Va premesso che le statuizioni relative al giudizio di comparazione tra opposte circostanze, implicando una valutazione discrezionale tipica del giudizio di merito, sfuggono al sindacato di legittimità qualora non siano frutto di mero arbitrio o di ragionamento illogico e siano sorrette da sufficiente motivazione (Sez. 2, n. 31543 dell'08/06/2017, Pennelli, Rv. 270450).

In tema di concorso di circostanze, peraltro, il giudizio di comparazione risulta sufficientemente motivato, quando il giudice, nell'esercizio del potere discrezionale previsto dall'art. 69 c.p. scelga la soluzione dell'equivalenza, anzichè della prevalenza delle attenuanti, ritenendola quella più idonea a realizzare l'adeguatezza della pena irrogata in concreto (Sez. 2, n. 31531 del 16/05/2017, Pistilli, Rv. 270481).

Ciò posto, nella fattispecie, la Corte di appello ha logicamente ritenuto di formulare un giudizio di equivalenza, alla luce dei seguenti fattori considerati particolarmente significativi: la pluralità, la gravità e l'esclusiva rilevanza causale delle accertate violazioni di regole antinfortunistiche caratterizzanti la vicenda criminosa.

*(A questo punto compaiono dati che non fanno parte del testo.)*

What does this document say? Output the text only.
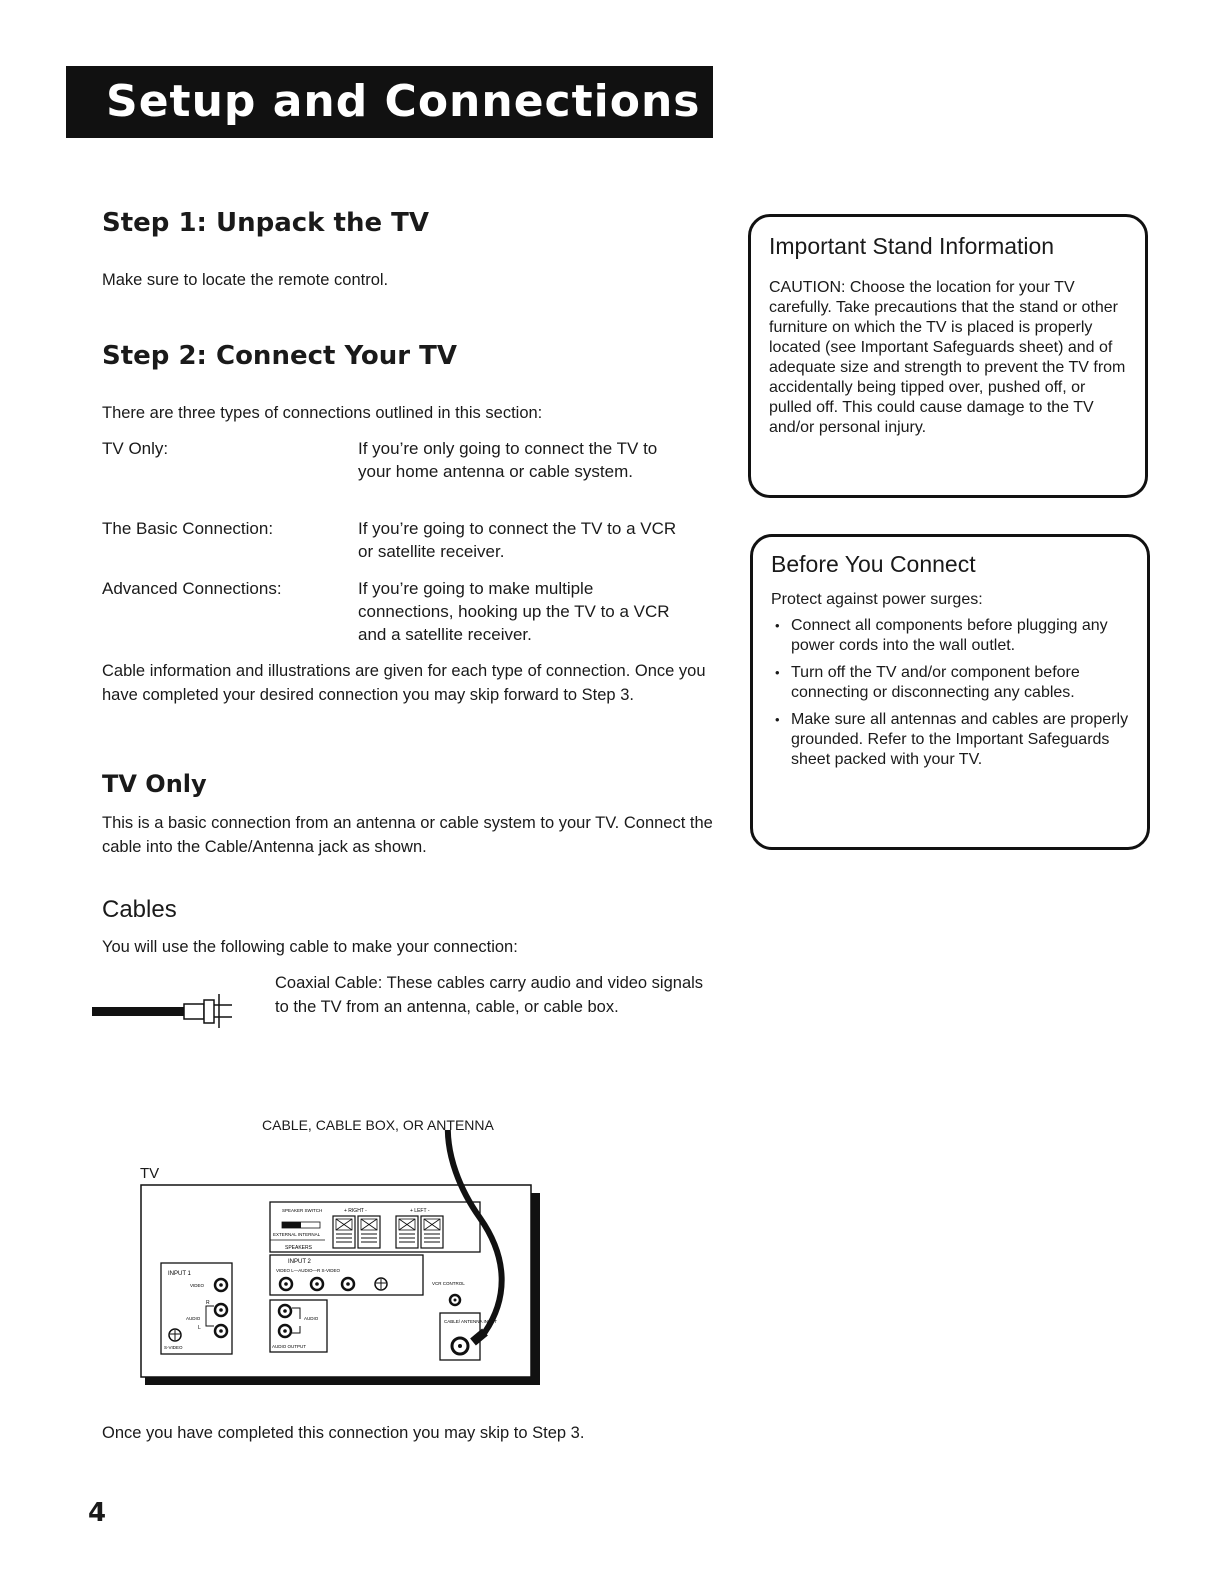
Setup and Connections
Step 1: Unpack the TV

Make sure to locate the remote control.

Step 2: Connect Your TV

There are three types of connections outlined in this section:

TV Only:	If you’re only going to connect the TV to your home antenna or cable system.
The Basic Connection:	If you’re going to connect the TV to a VCR or satellite receiver.
Advanced Connections:	If you’re going to make multiple connections, hooking up the TV to a VCR and a satellite receiver.

Cable information and illustrations are given for each type of connection. Once you have completed your desired connection you may skip forward to Step 3.

TV Only

This is a basic connection from an antenna or cable system to your TV. Connect the cable into the Cable/Antenna jack as shown.

Cables

You will use the following cable to make your connection:

Coaxial Cable: These cables carry audio and video signals to the TV from an antenna, cable, or cable box.

CABLE, CABLE BOX, OR ANTENNA
TV
SPEAKER SWITCH
EXTERNAL INTERNAL
SPEAKERS
+ RIGHT -	+ LEFT -
INPUT 2
VIDEO L—AUDIO—R S-VIDEO
AUDIO
AUDIO OUTPUT
INPUT 1
VIDEO
R
L
AUDIO
S-VIDEO
VCR CONTROL
CABLE/ ANTENNA INPUT

Once you have completed this connection you may skip to Step 3.

4
Important Stand Information

CAUTION: Choose the location for your TV carefully. Take precautions that the stand or other furniture on which the TV is placed is properly located (see Important Safeguards sheet) and of adequate size and strength to prevent the TV from accidentally being tipped over, pushed off, or pulled off. This could cause damage to the TV and/or personal injury.

Before You Connect

Protect against power surges:

• Connect all components before plugging any power cords into the wall outlet.
• Turn off the TV and/or component before connecting or disconnecting any cables.
• Make sure all antennas and cables are properly grounded. Refer to the Important Safeguards sheet packed with your TV.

Ha valutato altresì che i risarcimenti non erano stati effettuati direttamente dagli imputati, ma dalle compagnie assicurative della responsabile civile, con solo marginale coinvolgimento dei primi e l'aspettativa di vita della vittima (uomo sano di soli 53 anni).

La motivazione, pertanto, è ben più ampia ed articolata rispetto a quanto indicato nel ricorso.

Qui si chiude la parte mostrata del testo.